“Urca, quante candeline da spegnere!”. Ottanta per la precisione, per il ragioniere che faceva così tanto ridere i colleghi che dapprima preferì i corsi serali di teatro a quelli di economia, e poi il cabaret piuttosto che il ruolo di vice-direttore commerciale della Galbusera. Ottant’anni per Enrico Beruschi; attore dalla faccia simpatica, dalla barba folta e dalla stempiatura imperante. Basso, con l’inconfondibile accento lombardo e quelle varie tonalità della voce che lo facevano somigliare a un cartone.
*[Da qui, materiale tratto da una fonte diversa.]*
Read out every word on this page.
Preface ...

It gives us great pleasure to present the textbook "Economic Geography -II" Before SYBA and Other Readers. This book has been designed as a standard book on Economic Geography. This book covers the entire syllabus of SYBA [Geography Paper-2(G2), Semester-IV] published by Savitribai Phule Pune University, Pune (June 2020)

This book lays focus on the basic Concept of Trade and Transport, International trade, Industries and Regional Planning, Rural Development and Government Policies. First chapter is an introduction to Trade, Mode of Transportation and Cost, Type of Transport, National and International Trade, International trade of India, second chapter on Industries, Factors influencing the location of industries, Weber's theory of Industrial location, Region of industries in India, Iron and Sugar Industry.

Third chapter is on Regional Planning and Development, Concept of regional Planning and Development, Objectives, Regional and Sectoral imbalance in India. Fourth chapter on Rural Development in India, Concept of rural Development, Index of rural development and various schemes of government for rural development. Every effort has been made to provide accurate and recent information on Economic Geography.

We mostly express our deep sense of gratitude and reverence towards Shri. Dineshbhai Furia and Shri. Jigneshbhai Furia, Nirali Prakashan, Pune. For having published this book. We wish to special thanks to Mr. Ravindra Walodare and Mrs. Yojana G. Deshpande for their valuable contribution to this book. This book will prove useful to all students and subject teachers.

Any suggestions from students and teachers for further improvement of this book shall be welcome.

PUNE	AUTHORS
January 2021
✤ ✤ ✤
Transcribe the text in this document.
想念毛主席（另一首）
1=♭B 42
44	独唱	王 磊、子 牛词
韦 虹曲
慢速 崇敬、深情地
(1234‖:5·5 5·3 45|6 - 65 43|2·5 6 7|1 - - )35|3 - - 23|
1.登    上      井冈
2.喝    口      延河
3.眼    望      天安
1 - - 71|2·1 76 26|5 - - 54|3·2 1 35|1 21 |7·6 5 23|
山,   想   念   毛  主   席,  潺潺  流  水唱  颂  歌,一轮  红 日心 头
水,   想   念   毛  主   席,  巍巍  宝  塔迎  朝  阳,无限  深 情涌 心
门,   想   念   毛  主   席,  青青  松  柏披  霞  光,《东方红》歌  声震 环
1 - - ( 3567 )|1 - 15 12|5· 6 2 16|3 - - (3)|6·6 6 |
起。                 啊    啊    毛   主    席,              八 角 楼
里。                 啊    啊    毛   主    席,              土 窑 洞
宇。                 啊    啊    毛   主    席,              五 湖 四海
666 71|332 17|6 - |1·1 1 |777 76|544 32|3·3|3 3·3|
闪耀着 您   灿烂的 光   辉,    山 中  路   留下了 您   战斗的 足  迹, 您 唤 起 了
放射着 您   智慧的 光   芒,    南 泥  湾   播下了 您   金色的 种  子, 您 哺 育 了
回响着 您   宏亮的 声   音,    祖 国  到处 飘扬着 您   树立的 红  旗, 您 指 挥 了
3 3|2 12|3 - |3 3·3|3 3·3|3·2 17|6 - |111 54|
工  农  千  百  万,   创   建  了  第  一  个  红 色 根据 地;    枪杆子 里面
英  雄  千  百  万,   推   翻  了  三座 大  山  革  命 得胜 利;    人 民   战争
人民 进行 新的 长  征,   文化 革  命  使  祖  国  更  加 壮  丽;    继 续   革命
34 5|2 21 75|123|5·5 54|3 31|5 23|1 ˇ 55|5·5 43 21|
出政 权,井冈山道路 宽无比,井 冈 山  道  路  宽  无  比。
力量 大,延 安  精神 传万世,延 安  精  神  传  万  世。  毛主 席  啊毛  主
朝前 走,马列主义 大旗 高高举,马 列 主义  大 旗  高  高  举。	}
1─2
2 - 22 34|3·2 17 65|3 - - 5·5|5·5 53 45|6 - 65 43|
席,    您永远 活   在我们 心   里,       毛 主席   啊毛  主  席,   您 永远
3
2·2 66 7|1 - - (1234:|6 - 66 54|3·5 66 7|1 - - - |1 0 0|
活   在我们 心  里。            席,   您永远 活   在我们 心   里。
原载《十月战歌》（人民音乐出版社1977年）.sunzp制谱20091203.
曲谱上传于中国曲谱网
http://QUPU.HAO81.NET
Comico ultranoto tra la fine degli anni ‘70 e tutto il periodo degli anni ‘80; maestro dei tormentoni, fu tra i protagonisti di due programmi cult, pietre miliari della comicità catodica italiana: “No stop” di mamma Rai, e “Drive In” del Biscione.

Tutto ha però inizio al Derby, patria della comicità meneghina. E’ il 1977, e quel comico a dir la verità un po’ bruttino ma dai tempi perfetti finisce in Rai. Prima apparizione in “Qua la zampa”. Enzo Trapani, geniale scopritore di talenti lo vuole con sé a “No Stop”, la trasmissione che detta la legge della comicità sul piccolo schermo e che lancia gli artisti più talentuosi di allora. In Rai prosegue con trasmissioni indimenticabili come “La sberla” o “Luna Park”. Ma è l’83 l’anno della svolta, l’approdo alla tv di Silvio Berlusconi nella corte del geniale Antonio Ricci. L’autore lo vuole in “Drive In”; nelle edizioni successive non sarà più solo, con Margherita Fumero metterà su alcuni degli sketch più divertenti della trasmissione. “Margheritaaa…” strepita il povero marito bistrattato e vittima delle bizzarrie della moglie facendone un nuovo tormentone. Poi, archiviato “Drive in”, passerà al teatro e al cinema. In tv ci tornerà, dividendosi ancora una volta tra Mediaset e Rai: da “Emilio” a “Bellezze al bagno”, da “Camera Cafè” a “Quelli che il calcio”.